Esa confusión metafísica que lleva a tergiversar la identidad, lleva también a que la vanidad aparezca y ciegue a quien le ocurre.
Ambos riesgos pueden parecer el mismo, sin embargo sus orígenes son distintos, en uno se confunde la fuente, en otro se confunde el rol.
Ostentar posiciones de liderazgo es cierto que coloca a las personas en el centro de ataques en la medida que propone cambios en los que algunos sienten que van a perder algo, que suele implicar, además, dedicaciones exhaustivas, especiales cuidados, elementos que van generando una gruesa coraza, que en muchos casos arrastra al líder a separarse del resto de su vida, a confundir su vida con su rol. Un nuevo desvinculamiento, una nueva brecha en su armonía.

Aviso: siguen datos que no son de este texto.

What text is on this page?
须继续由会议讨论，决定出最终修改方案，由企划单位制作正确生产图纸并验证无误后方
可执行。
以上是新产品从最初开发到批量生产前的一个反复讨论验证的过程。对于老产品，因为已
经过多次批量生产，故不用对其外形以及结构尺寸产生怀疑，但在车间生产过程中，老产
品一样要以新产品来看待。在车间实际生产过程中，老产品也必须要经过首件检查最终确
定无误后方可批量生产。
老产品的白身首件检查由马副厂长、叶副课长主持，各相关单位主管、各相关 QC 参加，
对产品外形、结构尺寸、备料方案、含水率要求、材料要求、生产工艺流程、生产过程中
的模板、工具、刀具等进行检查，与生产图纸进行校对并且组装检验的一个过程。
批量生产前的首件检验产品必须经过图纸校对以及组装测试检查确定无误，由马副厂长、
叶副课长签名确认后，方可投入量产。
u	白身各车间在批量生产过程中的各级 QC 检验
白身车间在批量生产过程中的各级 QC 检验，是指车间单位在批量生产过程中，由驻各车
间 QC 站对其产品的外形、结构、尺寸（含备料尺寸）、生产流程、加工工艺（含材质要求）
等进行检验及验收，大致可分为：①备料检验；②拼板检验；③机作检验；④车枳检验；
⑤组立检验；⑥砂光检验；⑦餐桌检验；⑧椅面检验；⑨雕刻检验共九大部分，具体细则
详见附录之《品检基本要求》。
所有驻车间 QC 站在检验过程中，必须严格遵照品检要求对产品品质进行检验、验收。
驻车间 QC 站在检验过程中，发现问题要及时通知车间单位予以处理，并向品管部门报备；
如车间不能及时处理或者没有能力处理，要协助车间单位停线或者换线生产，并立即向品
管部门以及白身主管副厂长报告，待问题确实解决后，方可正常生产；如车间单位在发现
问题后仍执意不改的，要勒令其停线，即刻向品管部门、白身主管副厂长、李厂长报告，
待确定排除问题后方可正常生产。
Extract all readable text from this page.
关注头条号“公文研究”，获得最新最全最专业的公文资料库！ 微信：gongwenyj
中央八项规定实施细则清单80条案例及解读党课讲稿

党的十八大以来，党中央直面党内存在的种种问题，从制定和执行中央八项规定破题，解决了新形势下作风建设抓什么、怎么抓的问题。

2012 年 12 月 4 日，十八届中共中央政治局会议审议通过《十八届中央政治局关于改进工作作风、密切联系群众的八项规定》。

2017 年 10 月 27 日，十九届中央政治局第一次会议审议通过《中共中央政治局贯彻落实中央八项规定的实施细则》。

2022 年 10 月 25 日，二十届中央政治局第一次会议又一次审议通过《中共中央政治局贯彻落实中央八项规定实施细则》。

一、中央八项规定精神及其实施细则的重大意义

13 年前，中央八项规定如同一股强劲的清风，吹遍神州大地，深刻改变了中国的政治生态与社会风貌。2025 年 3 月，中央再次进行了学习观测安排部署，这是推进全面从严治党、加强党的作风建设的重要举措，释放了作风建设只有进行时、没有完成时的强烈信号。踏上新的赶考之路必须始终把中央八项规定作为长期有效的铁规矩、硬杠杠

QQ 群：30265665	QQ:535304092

Las consecuencias son distintas, en algunos casos esa coraza termina opacando la grandeza, distanciando del equilibrio y aquello que en algún momento lo llevó a empezar una tarea de sentido. En otros esa auto-abducción plantea una necesidad de intimidad que puede llevar a la persona que hay detrás del rol a buscarla aprovechando su propia posición de influencia en las situaciones menos adecuadas. Y otra vez el círculo se pone en marcha: creemos que esa facilidad es la consecuencia del propio atractivo de nuestro ser y no del rol que ejercemos. Eso que se se ha llamado la erótica del poder. Nos atrae y atraemos a través de él.
Me he referido alguna vez al escritor español Javier Marías y su descripción del síndrome de "tarima", para referirse a esa atracción que produce el profesor cuando habla desde la tarima real o imaginaria, que puede llevarlo a creerse irresistible y a no preguntarse cuál será su atracción cuando va a comprar a la panadería como un humano normal ¿Se habría producido allí esa atracción si la alumna o el alumno hubiesen conocido en ese rol al profesor? Porque cuando bajamos de la tarima, es decir cuando abandonamos el rol, gran parte del encanto se pierde.
Tal vez detrás esté la necesidad de importancia que los seres humanos tenemos, y esa necesidad configura un posible nuevo engaño en un espacio tan central como es servir. ¿Por qué servimos, porque necesitamos sentirnos importantes para el otro o porque amamos a ese otro por el mero hecho de ser humano? ¿A qué importancia servimos a la del otro o a la nuestra?
Este vértigo del hacer para sentirnos importantes, es el que Ronald Heifetz llama “la zona de insaciabilidad” una insaciabilidad que puede ser el invisible enemigo del sí mismo, esa sombra acechante de la que hablábamos.
¿Quién le muestra esto al líder si es que está dispuesto a descubrirlo? No me cabe duda que este es un espacio de coaching como se concibe desde la matriz ontológica, el discernir poder, rol, persona, necesidades humanas y sentido.
No hace mucho leí un artículo de la neuróloga Andrea Slachevsky titulado “El cerebro intransigente” donde subrayé el siguiente párrafo “En hebreo la palabra honor (kabod) y pesadez (kabed) comparten el mismo origen, para Ouaknin esa homonímia sugiere que para avanzar es necesario liberarse de uno mismo y relativizar nuestros modelos internos”.
Expandir esos modelos internos para abrirse a la comunidad y a las señales es trabajo de crecimiento para los líderes y para los coaches.